去年の今頃、このイベントの告知をシマブロ!でしました。
「史上最大のスケールで開催するぜ!」って言ってました。
そんな去年のイベントのスケールをさらに拡大する今年。超気合いを入れてるんです。

このイベントでは、島根県内の全ての市町村やUターンIターンの支援機関、UIターンの先輩の皆さんなど、相談&情報提供するブースが並ぶんですが、その中には、シマブロ!の小笠原さんも参加をしてくれます。
小笠原さん以外にも、農業・林業・IT・福祉・伝統工芸・アート・起業・医療・教育・2地域居住などなど、様々なジャンルのUターンIターン経験者の方々20人に直接話を聞くことができるブースをご用意。
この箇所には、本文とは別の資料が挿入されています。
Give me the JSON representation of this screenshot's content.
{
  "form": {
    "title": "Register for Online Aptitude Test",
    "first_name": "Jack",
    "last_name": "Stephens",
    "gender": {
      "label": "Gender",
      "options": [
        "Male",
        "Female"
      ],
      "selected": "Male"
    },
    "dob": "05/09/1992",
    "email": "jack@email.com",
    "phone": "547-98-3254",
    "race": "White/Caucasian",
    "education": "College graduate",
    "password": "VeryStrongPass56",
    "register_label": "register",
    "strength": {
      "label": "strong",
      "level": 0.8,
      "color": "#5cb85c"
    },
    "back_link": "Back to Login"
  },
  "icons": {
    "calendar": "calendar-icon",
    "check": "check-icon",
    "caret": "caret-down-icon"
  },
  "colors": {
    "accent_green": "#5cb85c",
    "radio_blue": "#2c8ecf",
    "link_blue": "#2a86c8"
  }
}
お金は?仕事は?地域付き合いは?ぶっちゃけどうなの?
などなど、本音トークをぜひしていただき、島根の暮らしをちょっとでも具体的に描く材料になると嬉しいです。

そして、このイベントで欠かせないのが、市町村や支援機関の皆さん。
島根の全ての市町村に、UターンIターンをサポートする担当の人がいます。
自治体とか支援機関って聞くと、何となく堅いイメージあるし、遠い存在に感じるかもしれないけれど、そのイメージを変えることができるような頼れる人達もたくさん。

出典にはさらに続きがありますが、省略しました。